Despite growing international condemnation, oil giant BP seems intent on drilling in the highly sensitive Great Australian Bight off the country’s southern coast, which is home to one of the largest breeding populations of endangered southern right whales in the world.
The Australian oil and gas regulator, the National Offshore Petroleum Safety and Environmental Management Authority (NOPSEMA), announced on Friday that it had received a second environment plan submission from BP proposing to drill two exploration wells in the Bight.
Back in November last year, NOPSEMA rejected BP’s original plan to drill four wells in the Bight, saying the company failed to meet certain environmental standards.
The company’s plans have long been opposed by the Wilderness Society. At the time, the Society’s South Australia’s director Peter Owen said: “The Great Australian Bight is a haven for whales, boasting the world’s most significant southern right whale nursery as well as many humpback, sperm, blue and beak whales.”
They were not the only ones criticising BP. The South Australian independent senator Nick Xenophon said the decision by the regulator showed there were “significant and unacceptable risks in the proposal” to drill in what he called “a priceless Australian asset”.
He called the decision to reject BP’s original plans means the project is “hugely complex and risky and needs to have proper oversight and scrutiny.”
Now BP has come back saying it wants to drill reduce the number of exploratory wells from four to two.
In return, NOPSEMA has granted a request from the oil giant for an extension to the timeframe for resubmission of the first environment plan to 31 December 2016.
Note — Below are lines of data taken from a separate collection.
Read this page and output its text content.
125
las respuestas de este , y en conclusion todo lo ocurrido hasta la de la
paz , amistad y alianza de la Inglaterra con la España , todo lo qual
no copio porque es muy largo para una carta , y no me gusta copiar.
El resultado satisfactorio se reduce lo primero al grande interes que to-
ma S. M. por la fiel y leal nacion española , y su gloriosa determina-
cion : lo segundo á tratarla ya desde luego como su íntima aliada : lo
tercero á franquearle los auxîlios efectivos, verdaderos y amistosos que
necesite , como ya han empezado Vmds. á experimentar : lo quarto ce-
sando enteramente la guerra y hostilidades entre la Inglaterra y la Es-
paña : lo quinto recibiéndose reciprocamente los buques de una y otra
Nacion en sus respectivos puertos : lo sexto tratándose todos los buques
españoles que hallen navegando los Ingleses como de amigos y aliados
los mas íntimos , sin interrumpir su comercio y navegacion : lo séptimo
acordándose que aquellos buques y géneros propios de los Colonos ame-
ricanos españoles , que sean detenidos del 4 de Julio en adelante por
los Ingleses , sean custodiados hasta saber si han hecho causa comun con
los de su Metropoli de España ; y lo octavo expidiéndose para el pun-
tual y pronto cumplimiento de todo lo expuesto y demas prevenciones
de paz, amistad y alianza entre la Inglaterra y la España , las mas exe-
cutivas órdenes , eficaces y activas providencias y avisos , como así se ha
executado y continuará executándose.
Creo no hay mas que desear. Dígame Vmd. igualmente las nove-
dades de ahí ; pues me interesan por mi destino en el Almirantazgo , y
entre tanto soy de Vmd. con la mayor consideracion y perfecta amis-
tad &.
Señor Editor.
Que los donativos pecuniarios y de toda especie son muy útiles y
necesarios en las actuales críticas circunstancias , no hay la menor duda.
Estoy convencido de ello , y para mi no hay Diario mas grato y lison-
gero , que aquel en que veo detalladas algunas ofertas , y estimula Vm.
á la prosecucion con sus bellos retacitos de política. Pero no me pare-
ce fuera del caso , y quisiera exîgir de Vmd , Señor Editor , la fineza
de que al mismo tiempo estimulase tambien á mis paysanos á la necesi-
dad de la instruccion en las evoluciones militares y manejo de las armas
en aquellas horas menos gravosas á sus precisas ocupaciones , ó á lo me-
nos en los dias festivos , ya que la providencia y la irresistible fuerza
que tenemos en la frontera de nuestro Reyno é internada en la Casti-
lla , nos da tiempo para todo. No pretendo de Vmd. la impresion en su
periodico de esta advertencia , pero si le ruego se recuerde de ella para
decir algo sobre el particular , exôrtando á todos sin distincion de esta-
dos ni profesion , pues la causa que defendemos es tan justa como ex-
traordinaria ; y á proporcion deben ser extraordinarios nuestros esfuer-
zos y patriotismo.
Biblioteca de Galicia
According to the regulator: “Petroleum activities will not be permitted to proceed in the Great Australian Bight until such time as compliance with all requirements of Commonwealth environmental law has been demonstrated.”
Despite reducing the number of wells it wants to drill, the company’s operations are generating increasing criticism. Back in April, the Australian Senate heard how BP’s planning application was being assessed under a “weak and secretive regulatory regime”.
A recent report by the South Australian planning department concluded that plans to drill for oil in Bight will significantly increase the risk of oil spills, both from the oil rigs and the increased shipping traffic.
Earlier this month, the Wilderness Society released a map of the Bight (see picture) which pinpoints where BP wants to drill. Peter Owen, from the Society, said BP planned to drill in the Bight’s benthic protection zone.
“There couldn’t be a more inappropriate place to be proposing to drill than this,” he said. “We’ve been asking for this information for years now and they’ve been hesitant to put anything public. When we’ve overlaid the marine park boundaries [on BP’s map] it would appear that they’re proposing to drill right in the middle of the marine park.”
The oil giant is also facing the wrath of the controversial marine conservation charity, Sea Shepherd, famed for undertaking direct action against Japanese whalers.
The organisation’s Australian managing director Jeff Hansen recently said: “Where they want to drill, you can get 20m swells out there. You can imagine trying to clean up a swell in that kind of weather … You could not clean it up, simple as that.”
He added: “We’ll do everything in our power to stop this rig coming south and then look at options if it did head south to slow it down. Losing this one is not an option.”